Me preparé y tensé los músculos. No estaba segura de cuál sería su reacción tras mis palabras, pero, teniendo en cuenta el pistolón, no había muchas opciones, y las que se me ocurrían no eran demasiado buenas.

De’Ann bajó el arma y respiró hondo.

—Mi bisabuelo estaba en la Congregación de Gibilmanna. Las antigüedades que guardo llevan varias generaciones en mi familia, y han viajado por Sicilia, Alemania y Polonia. Todos miembros de la congregación. Las familias desaparecen, otras cambian de prioridades y el interés desparece. Al final, yo me quedé con todo.

El padre Reilly se inclinó hacia ella y la miró fijamente.

—Estos objetos encajan con un nuevo análisis del tercer misterio de Fátima. Es importante que los veamos.

—Entonces creo que les van a resultar muy interesantes —dijo ella—. Síganme.

Nos condujo por otro pasillo anexo al sótano. El techo era bajo, así que nos inclinamos para avanzar a la luz de las lámparas que colgaban de las paredes. Acabamos en una sala con una enorme caja fuerte junto a una pantalla de ordenador, en la esquina. Parecía completamente fuera de lugar en aquel entorno.

De’Ann apoyó la yema del pulgar en el lector de huellas, y la caja se abrió y dejó escapar un silbido al perder el aislamiento. Encendió una lámpara de escritorio que estaba junto a una mesa de madera tapada con una tela de terciopelo.
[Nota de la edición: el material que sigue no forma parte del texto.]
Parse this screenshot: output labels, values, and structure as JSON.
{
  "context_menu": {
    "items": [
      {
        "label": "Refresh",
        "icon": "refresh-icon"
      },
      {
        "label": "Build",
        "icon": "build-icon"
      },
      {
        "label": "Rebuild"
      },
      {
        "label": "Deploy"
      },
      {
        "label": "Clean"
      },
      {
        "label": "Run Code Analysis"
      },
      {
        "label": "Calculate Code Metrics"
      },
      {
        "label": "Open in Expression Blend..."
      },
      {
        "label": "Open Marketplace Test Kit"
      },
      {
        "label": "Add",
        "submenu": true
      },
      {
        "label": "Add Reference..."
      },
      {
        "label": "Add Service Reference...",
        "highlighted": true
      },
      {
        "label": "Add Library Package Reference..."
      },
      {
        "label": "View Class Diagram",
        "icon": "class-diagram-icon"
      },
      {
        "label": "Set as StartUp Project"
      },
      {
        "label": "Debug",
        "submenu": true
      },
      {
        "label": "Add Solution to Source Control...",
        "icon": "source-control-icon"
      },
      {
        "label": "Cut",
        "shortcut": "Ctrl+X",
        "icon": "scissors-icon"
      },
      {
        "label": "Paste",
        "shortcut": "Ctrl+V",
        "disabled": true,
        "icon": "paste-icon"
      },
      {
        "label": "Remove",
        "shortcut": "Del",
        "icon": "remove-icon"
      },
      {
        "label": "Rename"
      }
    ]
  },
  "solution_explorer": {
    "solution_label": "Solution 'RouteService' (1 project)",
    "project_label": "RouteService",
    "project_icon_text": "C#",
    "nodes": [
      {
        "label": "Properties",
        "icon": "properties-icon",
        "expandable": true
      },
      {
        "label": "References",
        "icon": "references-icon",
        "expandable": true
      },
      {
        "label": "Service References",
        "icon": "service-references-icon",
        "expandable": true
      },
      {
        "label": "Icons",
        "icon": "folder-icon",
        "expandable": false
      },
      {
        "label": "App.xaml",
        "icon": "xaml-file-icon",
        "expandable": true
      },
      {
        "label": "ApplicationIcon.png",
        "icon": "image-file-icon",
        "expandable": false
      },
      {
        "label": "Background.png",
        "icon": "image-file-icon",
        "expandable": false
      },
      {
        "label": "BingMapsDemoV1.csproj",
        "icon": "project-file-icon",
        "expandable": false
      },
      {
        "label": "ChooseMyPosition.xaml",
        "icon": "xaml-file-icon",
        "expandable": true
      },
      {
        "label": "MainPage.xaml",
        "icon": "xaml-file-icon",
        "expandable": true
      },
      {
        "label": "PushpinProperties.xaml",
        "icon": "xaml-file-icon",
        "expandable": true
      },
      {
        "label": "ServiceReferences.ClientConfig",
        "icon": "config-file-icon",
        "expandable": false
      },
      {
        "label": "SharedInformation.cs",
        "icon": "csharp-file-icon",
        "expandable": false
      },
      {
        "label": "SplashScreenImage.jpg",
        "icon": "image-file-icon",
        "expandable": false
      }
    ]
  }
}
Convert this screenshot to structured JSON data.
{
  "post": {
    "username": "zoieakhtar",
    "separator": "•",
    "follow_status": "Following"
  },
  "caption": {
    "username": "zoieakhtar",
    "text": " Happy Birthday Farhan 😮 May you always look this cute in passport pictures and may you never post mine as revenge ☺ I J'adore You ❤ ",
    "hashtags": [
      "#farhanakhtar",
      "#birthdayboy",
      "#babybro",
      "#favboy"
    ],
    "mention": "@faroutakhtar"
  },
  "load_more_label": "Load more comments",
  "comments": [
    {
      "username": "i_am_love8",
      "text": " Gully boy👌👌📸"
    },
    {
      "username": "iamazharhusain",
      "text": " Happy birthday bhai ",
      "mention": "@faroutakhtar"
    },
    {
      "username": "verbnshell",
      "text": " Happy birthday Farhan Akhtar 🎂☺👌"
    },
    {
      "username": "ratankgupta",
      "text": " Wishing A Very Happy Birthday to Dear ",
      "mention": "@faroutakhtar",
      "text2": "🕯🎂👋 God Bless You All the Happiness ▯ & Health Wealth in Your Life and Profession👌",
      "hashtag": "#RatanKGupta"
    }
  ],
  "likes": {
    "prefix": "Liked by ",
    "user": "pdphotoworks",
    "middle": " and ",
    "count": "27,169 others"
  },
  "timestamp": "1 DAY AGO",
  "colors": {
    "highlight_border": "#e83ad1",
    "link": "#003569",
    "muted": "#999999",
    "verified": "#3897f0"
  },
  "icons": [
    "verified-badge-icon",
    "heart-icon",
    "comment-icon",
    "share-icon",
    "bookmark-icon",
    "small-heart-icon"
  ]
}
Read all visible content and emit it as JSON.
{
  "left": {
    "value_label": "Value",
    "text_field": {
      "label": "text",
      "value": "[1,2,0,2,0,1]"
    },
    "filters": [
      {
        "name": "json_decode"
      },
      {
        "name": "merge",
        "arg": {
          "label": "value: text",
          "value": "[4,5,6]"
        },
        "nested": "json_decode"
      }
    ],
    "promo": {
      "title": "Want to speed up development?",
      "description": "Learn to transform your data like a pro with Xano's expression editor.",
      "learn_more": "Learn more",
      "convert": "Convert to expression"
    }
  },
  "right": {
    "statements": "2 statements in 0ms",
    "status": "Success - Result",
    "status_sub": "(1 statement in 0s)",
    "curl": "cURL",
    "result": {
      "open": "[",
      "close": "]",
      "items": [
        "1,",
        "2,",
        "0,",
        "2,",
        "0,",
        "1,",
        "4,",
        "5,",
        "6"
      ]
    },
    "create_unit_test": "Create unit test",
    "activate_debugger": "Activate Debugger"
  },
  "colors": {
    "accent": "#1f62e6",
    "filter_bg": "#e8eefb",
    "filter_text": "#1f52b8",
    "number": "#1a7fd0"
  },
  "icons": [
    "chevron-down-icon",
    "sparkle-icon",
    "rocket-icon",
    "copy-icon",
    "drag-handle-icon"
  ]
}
Colocó una lupa de pie de cinco aumentos al lado de la mesa. De la caja sacó una estatua de Pan en mármol y la colocó sobre la mesa. Después, acercó la lupa al rostro de la estatua y me invitó a mirar.

Me incliné y miré a través del cristal: dos colmillitos asomaban de la boca de Pan. Miré al padre Reilly, que me sonreía.

—No demuestra demasiado —afirmé.

De’Ann guardó silencio. Después colocó una fotografía y un trozo de mármol en la mesa.

—Esto procede de la excavación del Altar de Pérgamo, en Grecia. Cuenta la historia de Télefo, fundador de la ciudad de Pérgamo. En 1878, un arqueólogo alemán llamado Carl Humann realizó excavaciones en ese emplazamiento. Se llevó todos los fragmentos a Berlín para reconstruirlo, según su acuerdo con los Gobiernos griego y turco. Sin el conocimiento de sus superiores, se guardó muchos de los objetos más escandalosos, históricamente hablando, y los donó a los Hermanos Hospitalarios, una orden militar de la Iglesia Católica.

Apuntó con un dedo a la fotografía, en la que se veía el grabado de un hombre chupando el cuello de otro hombre, mientras una mujer recogía la sangre en una copa. En otra parte se retrataba a unos hombres con colmillos protegiendo a unas familias de las fuerzas invasoras.

Oí que Reilly se aclaraba la garganta detrás de mí. De’Ann colocó el trozo de mármol debajo de la lupa. La miré y leí la palabra griega que aparecía:

Henna

Levanté la vista, y De’Ann me miró con una sonrisa cómplice.

—Significa…

—Sangre —susurró el padre Reilly.

La joven sacó más fotos.

—Estas son del Mecanismo de Anticitera. Se trata de un antiguo artilugio planetario con mecanismo de relojería. Algunos dicen que fue el primer ordenador. Los científicos suecos usaron una simulación informática y topografía de rayos equis para leer las inscripciones a través de la corrosión del artefacto. Esta línea de arriba dice: «A…».

—Anoesis —terminó el padre Reilly por ella.